57.有能であって万能ではない
頭が痛い。
体も重いし、まだふらふらとする。
思考もままならない。
「だ――いじょ――リッ――」
どこからか声が聞こえる。
誰だろう……。
それに俺は何をしていたんだっけ……。
「リ――ッ――リッター!!」
そうだ、俺は魔法を記憶して……!
「頭いったー……ここどこだぁ?」
目が覚めると、どこかのベッドに倒れていた。
俺は未だふわふわとしている頭を回しながら、周囲を見る。
「本当に心配したんだよ! もう!」
「びっくりしましたよ!」
「うおお!?」
ここがどこだか判断する前に、突然二人が抱きついてきた。
ぐっと顔を俺の体に埋めて、何度も名前を呼んでくる。
いきなりだったもので、俺の心臓は早鐘を打っていた。
「お、俺は大丈夫だから……! な!?」
「ぐすっ……うん……」
「信じますからね……?」
そう言って、二人が俺から離れてくれる。
もしかして……泣いているのか?
俺のために……泣いてくれているのか。
「本当に死んじゃったのかと思ったよ……! びっくりしたんだから……!」
「そうですよ……! 突然倒れたんですから……!」
「ごめんごめん……でも、そうか」
少し頭が回り始めてきた。
恐らくだが、倒れた原因は《ショートカットコマンド》が原因だろう。
あれほど一気に魔法を覚えたのは、今回が初めてだ。
しかも覚えた魔法はどれも最上位のもの。
ともなれば、自分の限界を一気に超えたことによる反動で倒れたのだろう。
俺のスキルは有能ではあるが、万能ではないということだ。
「ちなみに、ここはどこなんだ?」
「ここは宮廷内の医務室よ。倒れたのが宮廷だったから、まだよかったわ」
「これが外だったら大変なことになっていたかもな……」
俺は少し安心しながら、ベッドから立ち上がる。
「ちょ……大丈夫なのですか!?」
「大丈夫だよ。

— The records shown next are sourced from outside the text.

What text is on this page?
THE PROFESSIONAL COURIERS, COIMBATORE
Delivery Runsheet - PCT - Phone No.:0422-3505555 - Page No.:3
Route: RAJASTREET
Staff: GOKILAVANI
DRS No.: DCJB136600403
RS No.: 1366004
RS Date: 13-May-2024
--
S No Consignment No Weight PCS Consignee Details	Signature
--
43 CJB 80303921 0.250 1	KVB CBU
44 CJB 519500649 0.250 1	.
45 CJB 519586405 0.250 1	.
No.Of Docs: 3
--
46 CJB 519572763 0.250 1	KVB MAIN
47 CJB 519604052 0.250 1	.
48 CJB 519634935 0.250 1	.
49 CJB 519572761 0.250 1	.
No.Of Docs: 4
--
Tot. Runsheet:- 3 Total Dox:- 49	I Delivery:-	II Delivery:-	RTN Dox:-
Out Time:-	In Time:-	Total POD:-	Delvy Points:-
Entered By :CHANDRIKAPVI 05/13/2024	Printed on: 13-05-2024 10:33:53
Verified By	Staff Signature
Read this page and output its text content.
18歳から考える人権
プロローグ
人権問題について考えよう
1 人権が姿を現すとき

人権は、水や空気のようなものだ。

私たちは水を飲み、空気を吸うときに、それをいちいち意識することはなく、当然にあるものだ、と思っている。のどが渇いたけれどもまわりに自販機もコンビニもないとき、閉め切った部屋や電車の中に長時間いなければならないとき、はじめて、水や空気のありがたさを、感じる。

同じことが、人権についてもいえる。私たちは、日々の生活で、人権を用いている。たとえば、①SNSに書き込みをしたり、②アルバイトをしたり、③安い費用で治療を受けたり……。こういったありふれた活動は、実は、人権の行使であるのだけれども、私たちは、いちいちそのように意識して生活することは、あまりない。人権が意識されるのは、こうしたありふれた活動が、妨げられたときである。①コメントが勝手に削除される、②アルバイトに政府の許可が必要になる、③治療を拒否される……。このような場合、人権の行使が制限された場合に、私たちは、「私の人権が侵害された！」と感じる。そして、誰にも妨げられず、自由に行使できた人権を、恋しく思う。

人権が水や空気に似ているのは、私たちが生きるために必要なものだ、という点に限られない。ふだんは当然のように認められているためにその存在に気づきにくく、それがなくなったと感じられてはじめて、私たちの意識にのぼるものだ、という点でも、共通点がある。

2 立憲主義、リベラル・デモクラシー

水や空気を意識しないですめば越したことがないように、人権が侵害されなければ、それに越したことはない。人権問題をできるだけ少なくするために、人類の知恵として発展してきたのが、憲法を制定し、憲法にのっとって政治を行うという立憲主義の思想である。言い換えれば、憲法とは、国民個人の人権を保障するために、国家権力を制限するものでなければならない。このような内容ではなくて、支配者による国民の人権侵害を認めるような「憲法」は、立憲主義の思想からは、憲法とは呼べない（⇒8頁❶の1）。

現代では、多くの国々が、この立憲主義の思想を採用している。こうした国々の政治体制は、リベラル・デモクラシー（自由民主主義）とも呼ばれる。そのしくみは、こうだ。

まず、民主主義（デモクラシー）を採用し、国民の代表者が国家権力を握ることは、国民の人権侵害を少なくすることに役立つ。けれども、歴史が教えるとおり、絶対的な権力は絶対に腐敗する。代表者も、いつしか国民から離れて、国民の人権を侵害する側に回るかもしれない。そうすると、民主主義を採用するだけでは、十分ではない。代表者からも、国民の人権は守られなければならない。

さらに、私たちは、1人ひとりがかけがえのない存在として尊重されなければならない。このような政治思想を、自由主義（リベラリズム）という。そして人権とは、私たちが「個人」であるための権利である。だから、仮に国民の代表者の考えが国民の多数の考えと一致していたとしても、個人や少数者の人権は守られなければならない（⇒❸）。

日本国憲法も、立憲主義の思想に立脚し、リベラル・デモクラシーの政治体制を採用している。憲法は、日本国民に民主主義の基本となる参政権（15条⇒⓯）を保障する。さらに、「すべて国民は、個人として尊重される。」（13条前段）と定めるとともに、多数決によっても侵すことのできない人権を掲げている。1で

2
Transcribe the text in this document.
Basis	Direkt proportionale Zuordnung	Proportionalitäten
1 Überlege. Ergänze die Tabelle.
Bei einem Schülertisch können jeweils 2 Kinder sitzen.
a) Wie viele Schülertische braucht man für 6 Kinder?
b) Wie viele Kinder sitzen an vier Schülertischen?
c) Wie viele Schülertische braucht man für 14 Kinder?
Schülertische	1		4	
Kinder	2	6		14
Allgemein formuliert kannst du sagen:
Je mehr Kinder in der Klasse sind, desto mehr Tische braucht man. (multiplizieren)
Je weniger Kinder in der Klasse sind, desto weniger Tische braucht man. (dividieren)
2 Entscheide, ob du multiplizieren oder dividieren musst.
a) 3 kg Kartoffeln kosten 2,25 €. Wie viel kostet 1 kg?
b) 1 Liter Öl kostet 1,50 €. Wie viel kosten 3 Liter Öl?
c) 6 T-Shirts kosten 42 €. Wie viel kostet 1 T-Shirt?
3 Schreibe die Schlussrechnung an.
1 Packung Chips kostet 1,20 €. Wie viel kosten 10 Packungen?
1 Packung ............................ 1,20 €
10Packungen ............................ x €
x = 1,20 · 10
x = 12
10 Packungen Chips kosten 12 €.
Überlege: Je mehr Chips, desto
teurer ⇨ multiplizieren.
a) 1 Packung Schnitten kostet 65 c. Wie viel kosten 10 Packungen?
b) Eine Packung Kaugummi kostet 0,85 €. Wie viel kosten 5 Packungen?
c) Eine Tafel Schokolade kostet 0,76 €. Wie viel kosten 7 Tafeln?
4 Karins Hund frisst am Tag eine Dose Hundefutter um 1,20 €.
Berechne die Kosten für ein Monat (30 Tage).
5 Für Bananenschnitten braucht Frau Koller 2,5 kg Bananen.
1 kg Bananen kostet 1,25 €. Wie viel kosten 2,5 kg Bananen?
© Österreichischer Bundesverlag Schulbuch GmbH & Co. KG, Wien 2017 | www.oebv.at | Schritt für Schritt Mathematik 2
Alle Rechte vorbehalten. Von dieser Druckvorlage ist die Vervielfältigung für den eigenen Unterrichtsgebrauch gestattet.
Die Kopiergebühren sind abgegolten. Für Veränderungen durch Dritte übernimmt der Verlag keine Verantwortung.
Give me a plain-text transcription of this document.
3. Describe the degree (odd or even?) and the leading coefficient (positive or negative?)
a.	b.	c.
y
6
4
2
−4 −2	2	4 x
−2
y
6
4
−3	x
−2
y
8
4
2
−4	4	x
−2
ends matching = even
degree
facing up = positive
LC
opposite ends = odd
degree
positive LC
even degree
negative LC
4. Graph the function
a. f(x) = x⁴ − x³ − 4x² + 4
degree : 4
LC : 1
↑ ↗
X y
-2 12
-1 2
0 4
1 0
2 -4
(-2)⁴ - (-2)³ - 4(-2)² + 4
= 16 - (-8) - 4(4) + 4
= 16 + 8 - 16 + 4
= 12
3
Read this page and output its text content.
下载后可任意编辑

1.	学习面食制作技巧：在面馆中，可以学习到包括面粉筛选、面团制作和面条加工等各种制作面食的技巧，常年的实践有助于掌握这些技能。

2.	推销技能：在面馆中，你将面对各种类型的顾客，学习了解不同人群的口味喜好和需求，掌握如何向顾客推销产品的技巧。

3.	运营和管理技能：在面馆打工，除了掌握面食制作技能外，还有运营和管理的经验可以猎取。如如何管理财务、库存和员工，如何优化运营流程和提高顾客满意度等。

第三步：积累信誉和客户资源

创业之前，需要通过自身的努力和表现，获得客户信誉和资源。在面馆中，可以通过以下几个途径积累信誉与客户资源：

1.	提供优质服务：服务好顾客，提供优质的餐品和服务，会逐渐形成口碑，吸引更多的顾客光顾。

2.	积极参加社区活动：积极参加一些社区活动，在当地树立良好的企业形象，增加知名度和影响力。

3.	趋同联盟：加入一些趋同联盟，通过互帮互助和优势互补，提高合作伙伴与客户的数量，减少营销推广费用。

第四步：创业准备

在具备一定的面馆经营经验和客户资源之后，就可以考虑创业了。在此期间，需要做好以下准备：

多分、魔法を無理して覚えすぎただけだから」
そう言ってグットサインを送ると、エレアが苦笑する。
「確かに元気そうですね。安心しました」
「ごめんな。心配かけちゃって」
これからは魔法の覚えすぎには気をつけよう。
ところで。
「よし。早速覚えてみた魔法を試してみたいだけど、いいかな?」
「本当に大丈夫なの……? でもリッターのことだから大丈夫そうだね」
アンナは嘆息しながら、椅子から立ち上がる。
「ギルドに行って試してみよっか。私たちもリッターの魔法、見てみたいしね」
エイラも立ち上がり、俺たちはギルドに向かうことにした。